Five new Apple Foundation Models and the privacy promise

Five new Apple Foundation Models and the privacy promise
Apple's new AI systems are private and secure without a drop of Google on your device

WWDC 2026 may have been a different format, but we still got a ton of new features and design changes on top of the revamped AI. It's a busy week at AppleInsider, so I don't have long to write here.

First, I wanted to take a bit of a victory lap. As I wrote yesterday, Apple's upgraded Apple Foundation Models that run on your devices and in Private Cloud Compute don't have a drop of Gemini in them.

There seems to be some confusion about what I'm saying here, even though I'm using plain English, but here's what I shared to elaborate my point in the AppleInsider forums.

I believe the whole point I'm making, and people's concerns are, whether or not interacting with Apple Foundation Models has any connection to Google, its models, its code, or its search engine.

I'll say it again: it does not.

However, that isn't me saying that Google wasn't involved in the development and training process in these new LLMs. In fact, version 1 of AFM was partially built using Tensor. I'd sound like a crazy person if I were suggesting that Google technology isn't in the stack, when it clearly is stated that it is.

However, the presence of Google's underlying server stacks, Nvidia's chips, and Apple's own technologies doesn't mean any one of those entities is getting your data or using it for AI training. That's what people are asking, and that's what the article describes when I say there isn't a drop of Gemini in AFM.

These are Apple models through and through. They're improved because of Apple's access to Google's core LLM specifically segmented for training Apple models in Apple hardware.

Their end result of the partnership is what we see – these five powerful models. But just as TSMC owning the fabrication process for Apple Silicon doesn't make them TSMC chips, Google having the more capable model to beef up Apple's offerings doesn't make it a Google model. The structure, behavior, function, guardrails, and feature set were all designed and implemented by Apple. Google's models reinforced and improved Apple's, and will continue to do so! This partnership isn't over!!
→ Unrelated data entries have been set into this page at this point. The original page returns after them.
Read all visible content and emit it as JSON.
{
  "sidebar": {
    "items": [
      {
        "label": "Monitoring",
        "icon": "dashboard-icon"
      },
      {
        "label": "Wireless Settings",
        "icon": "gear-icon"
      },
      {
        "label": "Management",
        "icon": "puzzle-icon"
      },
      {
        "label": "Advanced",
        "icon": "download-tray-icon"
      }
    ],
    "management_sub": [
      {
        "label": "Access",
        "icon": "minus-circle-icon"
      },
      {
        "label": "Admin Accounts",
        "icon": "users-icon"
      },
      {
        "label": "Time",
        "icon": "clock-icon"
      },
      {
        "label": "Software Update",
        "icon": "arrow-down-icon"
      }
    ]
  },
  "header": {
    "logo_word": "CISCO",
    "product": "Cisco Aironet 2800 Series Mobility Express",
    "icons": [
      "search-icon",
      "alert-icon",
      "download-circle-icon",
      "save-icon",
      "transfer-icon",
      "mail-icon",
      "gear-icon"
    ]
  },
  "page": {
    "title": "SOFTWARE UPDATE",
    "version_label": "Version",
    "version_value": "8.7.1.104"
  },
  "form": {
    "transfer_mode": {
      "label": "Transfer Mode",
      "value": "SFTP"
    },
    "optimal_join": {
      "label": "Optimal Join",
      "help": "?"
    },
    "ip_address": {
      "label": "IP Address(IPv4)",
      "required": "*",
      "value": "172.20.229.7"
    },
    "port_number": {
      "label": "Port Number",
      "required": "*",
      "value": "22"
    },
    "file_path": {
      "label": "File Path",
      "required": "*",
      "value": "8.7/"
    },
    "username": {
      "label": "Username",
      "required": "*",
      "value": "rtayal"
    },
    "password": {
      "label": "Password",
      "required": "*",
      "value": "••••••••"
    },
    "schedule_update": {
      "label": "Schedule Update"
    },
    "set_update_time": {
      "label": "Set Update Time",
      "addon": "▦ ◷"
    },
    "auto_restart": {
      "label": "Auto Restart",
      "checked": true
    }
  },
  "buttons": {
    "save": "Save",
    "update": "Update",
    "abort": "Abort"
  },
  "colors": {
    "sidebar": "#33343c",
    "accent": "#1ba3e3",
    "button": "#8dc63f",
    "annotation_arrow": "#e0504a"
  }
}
BUT, people can rest assured that the models installed on their devices aren't Google's in any part beyond the technological foundations. Google doesn't have any active role in how AFM functions nor how data is handled.

So yes, I'll say it again, there isn't a drop of Google in your AFM. They are wholly an Apple technology at the implementation stage.

I understand my phrasing could cause some confusion if your interpretation of Apple's partnership is that Apple's new models are basically retrained versions of Google's. But that's not what is happening here. You don't have to believe me either – Apple's executives explained, in detail, exactly how AFM is not using Gemini or Google in any part of the shipping models.

Google is present and an active partner with Apple. Its core LLM will absolutely influence how Apple's models will work! I'm not suggesting otherwise. The partnership enables Google's more capable models to increase the capability of Apple's.

That's a good thing!

The whole point I want to convey, and what I've been repeating for months, is a simple fact. Your data is yours when you interact with Apple products. Apple Foundation Models that run on device and in Private Cloud Compute servers are Apple's through and through.

There isn't a little Google gremlin living in your iPhone or in the cloud sifting through data. Nothing you do is going to Google, Nvidia, or even Apple in any way beyond how you're using the AI. Your data is encrypted, minimized, and tossed.

When you search world knowledge with Siri, it isn't performing a Google Search anymore. It's parsing its own database. When you generate an image, it's doing so with an Apple-made image generation tool. Not Google's.

Yes, Google plays a role in helping Apple improve its models, and I'm glad it is. Google is an industry leader in this space with an actual business model that will ensure it'll stick around long after the AI grift bubble pops. Google has a lot of ethical issues; its AI stole much of its knowledge, and the new Search is trying to destroy the open web. That's also true.

But Apple partnered with a leader in the space that it already had a relationship with. The end result is a series of models and continued improvements that will make using our Apple products better while maintaining privacy and security standards.

I'm quite happy with that outcome.

Edit: John Gruber over at Daring Fireball shared a rather succinct way of framing this that I'm happy with sharing here. The confusion here is how Apple and Google refer to Gemini as both the model and the agent. Once is consumer facing one is not. Apple got Google's LLM to help train AFM, but the end result is not a clone, inclusion, or derivative of Google's consumer-facing Gemini chatbot. Maybe that helps.